Nomotion: Lullaby Rose 

Singolo 

MOLD Records 

Dedico queste ultime note all’ultima creatura dei Nomotion. Una canzone pregna d’una solennità peculiare, che non è quella tronfia della ballata epica. Eppure, epica lo è, nell’accezione che questo complesso ha sviluppato. La narrazione che si insinua tra le note, l’eleganza delle tastiere, le frasi che si rincorrono fra basso e batteria, la chitarra che par volerci riportare alla cruda realtà, destandoci da un sopore tormentato dall’incubo, nel quale eravamo scivolati senza rendercene conto.

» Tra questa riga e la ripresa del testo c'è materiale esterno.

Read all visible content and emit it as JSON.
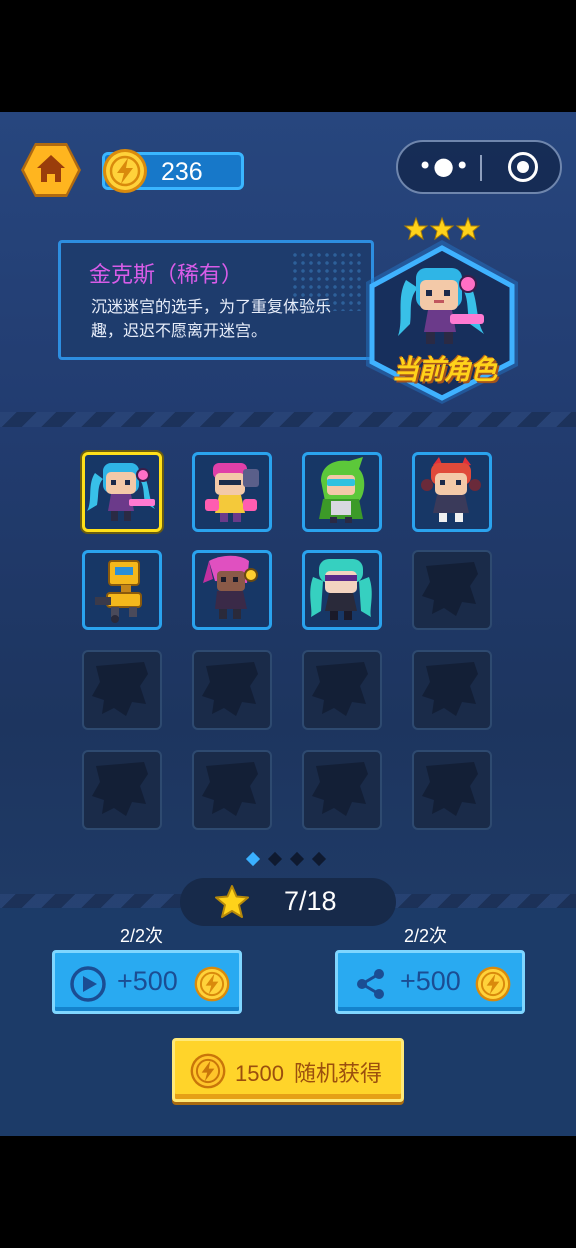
{
  "header": {
    "coin_amount": "236"
  },
  "character": {
    "name": "金克斯（稀有）",
    "description": "沉迷迷宫的选手，为了重复体验乐趣，迟迟不愿离开迷宫。",
    "star_count": 3,
    "current_label": "当前角色"
  },
  "roster": {
    "slots": [
      {
        "state": "selected",
        "hero": "jinx"
      },
      {
        "state": "unlocked",
        "hero": "vi"
      },
      {
        "state": "unlocked",
        "hero": "green-hood"
      },
      {
        "state": "unlocked",
        "hero": "annie"
      },
      {
        "state": "unlocked",
        "hero": "yellow-robot"
      },
      {
        "state": "unlocked",
        "hero": "pink-hair-girl"
      },
      {
        "state": "unlocked",
        "hero": "teal-hair-girl"
      },
      {
        "state": "locked"
      },
      {
        "state": "locked"
      },
      {
        "state": "locked"
      },
      {
        "state": "locked"
      },
      {
        "state": "locked"
      },
      {
        "state": "locked"
      },
      {
        "state": "locked"
      },
      {
        "state": "locked"
      },
      {
        "state": "locked"
      }
    ],
    "page_count": 4,
    "active_page": 1
  },
  "collection": {
    "count": "7/18"
  },
  "rewards": {
    "video": {
      "quota": "2/2次",
      "value": "+500"
    },
    "share": {
      "quota": "2/2次",
      "value": "+500"
    }
  },
  "random_draw": {
    "cost": "1500",
    "label": "随机获得"
  },
  "colors": {
    "accent_blue": "#2aa3ee",
    "selection_yellow": "#ffe019",
    "name_purple": "#d85ce8",
    "coin_gold": "#ffd42a"
  }
}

Quando si palesa una soluzione, quando il dubbio pare dipanarsi, tutto cessa, improvvisamente. Crudeli! E si torna all’inizio, perché è questo che “Lullaby Rose” chiede.  

La loro musica è come una danza di falene necrofile che si muovono leggiadre sopra i miseri resti d’una coscienza degenerata, nel buio illuminato dai guizzi repenti di fuochi fatui. Non importa chi fu, a nulla vale ricordarne il nome. Trarre bellezza dal fradiciume.